I actually started out by complaining about the test case here https://reviews.llvm.org/D103386#2790821 but I don't think it was corrected.

So that was one of the reasons for starting to ask questions in this review.

But I also wanted to know how this is supposed to work (or what shouldn't work) in a broader perspective. And there was also this other scenario that isn't helped out by adjusting a lit test in the llvm-project repo:

Another problem is that a user was using my clang build together with "--target=x86_64-wrs-linux". This has worked fine in the past, but now when we only get "include/x86_64-unknown-linux-gnu/c++/v1/__config_site" in the compiler-clang install the user get failures about not finding __config_site. I could mention that this user is not even interested in linking the program, just using clang for static analysis. But the conclusion is that even for doing static analysis one need to match the target with one of the targets for which we have built libcxx. Maybe this is as expected? Or maybe it has been forseen?

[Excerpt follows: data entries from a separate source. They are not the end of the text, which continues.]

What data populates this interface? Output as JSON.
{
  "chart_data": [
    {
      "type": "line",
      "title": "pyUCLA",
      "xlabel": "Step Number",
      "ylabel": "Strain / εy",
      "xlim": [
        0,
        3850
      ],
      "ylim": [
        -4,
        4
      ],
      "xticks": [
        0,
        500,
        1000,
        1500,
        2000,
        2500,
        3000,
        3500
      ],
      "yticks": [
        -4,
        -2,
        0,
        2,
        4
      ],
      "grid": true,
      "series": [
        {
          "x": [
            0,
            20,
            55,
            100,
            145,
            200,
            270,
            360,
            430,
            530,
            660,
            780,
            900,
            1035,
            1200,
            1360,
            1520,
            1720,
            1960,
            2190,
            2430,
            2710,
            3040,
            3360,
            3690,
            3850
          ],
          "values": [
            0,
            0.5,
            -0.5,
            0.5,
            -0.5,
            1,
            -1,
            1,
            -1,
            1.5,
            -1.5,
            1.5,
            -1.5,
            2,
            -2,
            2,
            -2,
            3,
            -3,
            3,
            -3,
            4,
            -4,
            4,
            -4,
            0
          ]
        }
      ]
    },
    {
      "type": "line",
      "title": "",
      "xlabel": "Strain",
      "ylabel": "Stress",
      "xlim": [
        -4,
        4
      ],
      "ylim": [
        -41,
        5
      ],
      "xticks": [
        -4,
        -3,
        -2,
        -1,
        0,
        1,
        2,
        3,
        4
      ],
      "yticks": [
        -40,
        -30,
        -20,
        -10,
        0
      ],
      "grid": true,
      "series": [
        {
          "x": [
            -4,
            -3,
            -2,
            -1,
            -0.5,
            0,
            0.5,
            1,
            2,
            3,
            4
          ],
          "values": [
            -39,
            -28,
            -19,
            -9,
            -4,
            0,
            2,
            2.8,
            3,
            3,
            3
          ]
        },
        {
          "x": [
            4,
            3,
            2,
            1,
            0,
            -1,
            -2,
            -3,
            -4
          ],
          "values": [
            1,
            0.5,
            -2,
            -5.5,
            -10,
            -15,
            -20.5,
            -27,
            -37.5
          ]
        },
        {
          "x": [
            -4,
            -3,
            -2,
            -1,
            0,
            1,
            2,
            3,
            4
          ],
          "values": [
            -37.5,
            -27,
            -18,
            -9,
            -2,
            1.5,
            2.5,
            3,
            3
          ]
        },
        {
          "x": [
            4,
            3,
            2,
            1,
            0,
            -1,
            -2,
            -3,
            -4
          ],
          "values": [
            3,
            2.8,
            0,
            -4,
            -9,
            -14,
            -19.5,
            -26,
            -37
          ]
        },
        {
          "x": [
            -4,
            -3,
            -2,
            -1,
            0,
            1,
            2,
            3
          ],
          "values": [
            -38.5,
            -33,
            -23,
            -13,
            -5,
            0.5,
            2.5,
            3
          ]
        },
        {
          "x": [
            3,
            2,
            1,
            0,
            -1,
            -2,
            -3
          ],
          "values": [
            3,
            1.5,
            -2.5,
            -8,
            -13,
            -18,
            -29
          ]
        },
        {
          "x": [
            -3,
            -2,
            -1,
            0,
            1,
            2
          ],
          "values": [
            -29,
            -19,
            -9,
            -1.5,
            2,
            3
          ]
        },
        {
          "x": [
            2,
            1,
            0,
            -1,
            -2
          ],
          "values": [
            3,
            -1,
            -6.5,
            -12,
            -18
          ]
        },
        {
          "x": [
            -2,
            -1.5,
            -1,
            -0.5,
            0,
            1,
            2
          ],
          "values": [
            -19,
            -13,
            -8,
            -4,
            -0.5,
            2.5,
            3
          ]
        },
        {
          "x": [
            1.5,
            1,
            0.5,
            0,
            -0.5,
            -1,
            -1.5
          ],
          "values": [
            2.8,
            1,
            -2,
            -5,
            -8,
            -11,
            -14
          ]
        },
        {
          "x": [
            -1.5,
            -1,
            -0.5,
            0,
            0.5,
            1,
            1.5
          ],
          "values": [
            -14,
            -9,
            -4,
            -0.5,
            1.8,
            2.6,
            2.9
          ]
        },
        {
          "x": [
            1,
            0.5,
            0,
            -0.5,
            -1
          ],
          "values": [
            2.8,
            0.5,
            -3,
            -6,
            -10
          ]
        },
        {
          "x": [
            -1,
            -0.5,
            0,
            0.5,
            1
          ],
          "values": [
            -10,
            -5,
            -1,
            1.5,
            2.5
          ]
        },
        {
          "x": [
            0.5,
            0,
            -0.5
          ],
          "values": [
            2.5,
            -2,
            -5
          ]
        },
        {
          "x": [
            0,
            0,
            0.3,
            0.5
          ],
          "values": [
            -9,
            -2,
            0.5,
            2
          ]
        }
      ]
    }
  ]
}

Hi, I'm hacking on trying to bootstrap a build of clang from sources linked against musl. I'm hitting a curious set of failures trying to bootstrap libcxxabi:

llvm-project/libcxx/include/__config:13:10: fatal error: '__config_site' file not found
#include <__config_site>

@compnerd mentioned this commit. It no longer can be reverted cleanly, but if I check out the commit before this, I no longer have this error bootstrapping.

(This isn't necessarily a regression; my scripts never worked on the first place. I only started writing them recently; much later than when this landed. That said, bootstrapping seems a bit trick at the moment and it's not clear how to fix).

Hi, I'm hacking on trying to bootstrap a build of clang from sources linked against musl. I'm hitting a curious set of failures trying to bootstrap libcxxabi:

llvm-project/libcxx/include/__config:13:10: fatal error: '__config_site' file not found
#include <__config_site>

@compnerd mentioned this commit. It no longer can be reverted cleanly, but if I check out the commit before this, I no longer have this error bootstrapping.

(This isn't necessarily a regression; my scripts never worked on the first place. I only started writing them recently; much later than when this landed. That said, bootstrapping seems a bit trick at the moment and it's not clear how to fix).

include/__config includes the generated include/x86_64-unknown-linux-gnu/c++/v1/__config_site.
__config_site has target specific customization.
clang --target=xxx using include/yyy/c++/v1/__config_site does not guarantee to work.

In practice, we can think that xxx and yyy may be similar enough and it may work if you just copy include/yyy/c++/v1/__config_site to include/xxx/c++/v1/__config_site

@nickdesaulniers More generally, you must be setting -DLLVM_ENABLE_PER_TARGET_RUNTIME_DIR=ON when you build? Or is that the default on Linux now? If you're setting it explicitly, then you probably don't want to be doing that. LLVM_ENABLE_PER_TARGET_RUNTIME_DIR=ON is explicitly meant to have one include/ and lib/ dir for each target. If that's not your intent, then just use the good old way of doing things, i.e. just a single include/c++/v1 directory with all the headers, including the __config_site header. If LLVM_ENABLE_PER_TARGET_RUNTIME_DIR=ON is the default on Linux, then perhaps you should explicitly specify LLVM_ENABLE_PER_TARGET_RUNTIME_DIR=OFF.